Si el criterio cuantitativo se impone al cualitativo, la universidad se convierte en una maquinaria burocrática sin sentido en la que, como en cualquier organización se impone la “ley de hierro de la oligarquía"
Si de verdad aspiramos a la tan cacareada excelencia, uno de los debates inaplazables que la universidad española tiene pendiente es el de mirarse al espejo y decidir entre cantidad y calidad, en todos los sentidos posibles de la disyuntiva: en el número de universidades (es obvio que no puede haber una universidad excelente en cada provincia española), de grados y másters (el curso pasado se impartieron alrededor de 4.000 másters en toda España), de estudiantes por profesor (no se puede enseñar y evaluar igual trabajando con grupos de 30-40 alumnos, que con grupos de 80-100), etc.
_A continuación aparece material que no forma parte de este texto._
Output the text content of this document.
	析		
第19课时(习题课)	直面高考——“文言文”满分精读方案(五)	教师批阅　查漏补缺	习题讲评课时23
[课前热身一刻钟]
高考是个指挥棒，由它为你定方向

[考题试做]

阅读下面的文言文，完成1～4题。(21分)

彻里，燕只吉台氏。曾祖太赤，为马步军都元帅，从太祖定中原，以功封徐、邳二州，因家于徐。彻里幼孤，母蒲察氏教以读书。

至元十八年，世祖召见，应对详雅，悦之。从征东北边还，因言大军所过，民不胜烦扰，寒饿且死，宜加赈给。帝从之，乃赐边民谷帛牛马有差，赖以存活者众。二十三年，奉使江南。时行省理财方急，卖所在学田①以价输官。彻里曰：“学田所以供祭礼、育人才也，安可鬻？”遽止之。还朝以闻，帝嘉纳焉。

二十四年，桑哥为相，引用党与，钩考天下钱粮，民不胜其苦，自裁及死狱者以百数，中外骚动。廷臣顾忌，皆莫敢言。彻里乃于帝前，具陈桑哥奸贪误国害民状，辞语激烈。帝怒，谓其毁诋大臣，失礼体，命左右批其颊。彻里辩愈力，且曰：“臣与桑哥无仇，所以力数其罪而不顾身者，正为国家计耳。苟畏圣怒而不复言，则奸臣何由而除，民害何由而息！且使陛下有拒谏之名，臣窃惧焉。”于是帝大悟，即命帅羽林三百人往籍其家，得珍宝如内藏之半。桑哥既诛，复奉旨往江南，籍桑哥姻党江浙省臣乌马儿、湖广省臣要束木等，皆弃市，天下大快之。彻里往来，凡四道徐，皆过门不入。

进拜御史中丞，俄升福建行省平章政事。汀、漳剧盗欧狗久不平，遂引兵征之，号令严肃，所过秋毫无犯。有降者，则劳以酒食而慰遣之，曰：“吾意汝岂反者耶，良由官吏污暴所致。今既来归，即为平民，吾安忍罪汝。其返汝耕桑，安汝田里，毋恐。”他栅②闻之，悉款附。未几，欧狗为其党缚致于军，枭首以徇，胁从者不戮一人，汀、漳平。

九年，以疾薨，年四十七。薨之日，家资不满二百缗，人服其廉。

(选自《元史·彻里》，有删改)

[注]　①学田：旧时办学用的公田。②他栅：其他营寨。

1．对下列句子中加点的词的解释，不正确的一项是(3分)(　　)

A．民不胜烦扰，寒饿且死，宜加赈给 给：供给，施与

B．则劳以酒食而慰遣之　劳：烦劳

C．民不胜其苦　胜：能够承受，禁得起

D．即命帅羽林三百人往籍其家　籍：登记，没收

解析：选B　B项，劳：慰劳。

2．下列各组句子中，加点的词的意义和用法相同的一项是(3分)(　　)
Con el modelo actual, condicionado por esa espada de Damocles que es el publish or perish, resulta muy difícil, por no decir imposible, que un joven investigador cuya plaza no es definitiva (alguien que todavía necesita consolidarse para lograr una mínima estabilidad laboral) se plantee objetivos a medio o largo plazo, que no sean el de ir tirando; el de ir añadiendo ítems al CV bajo la premisa de que todo suma. ¿Para qué organizar un buen congreso, convenciendo a ponentes extranjeros de nivel, si otros lo hacen con gente de su facultad –y con algún amigo de fuera– y lo venden como un “simposio internacional”? ¿Para qué invertir tres o cuatro años de tiempo y esfuerzo en escribir monografía de 400 páginas, si luego cuenta lo mismo que dos artículos o tres capítulos en actas de congresos pagadas por el Proyecto? Si la cantidad se impone a la calidad, lo único que compensa es fabricarse un CV ad hoc y adaptarlo a cada beca que pides o a cada plaza a la que opositas. Debemos decidir si queremos a gente con un CV de peso, o con uno que pese, literalmente.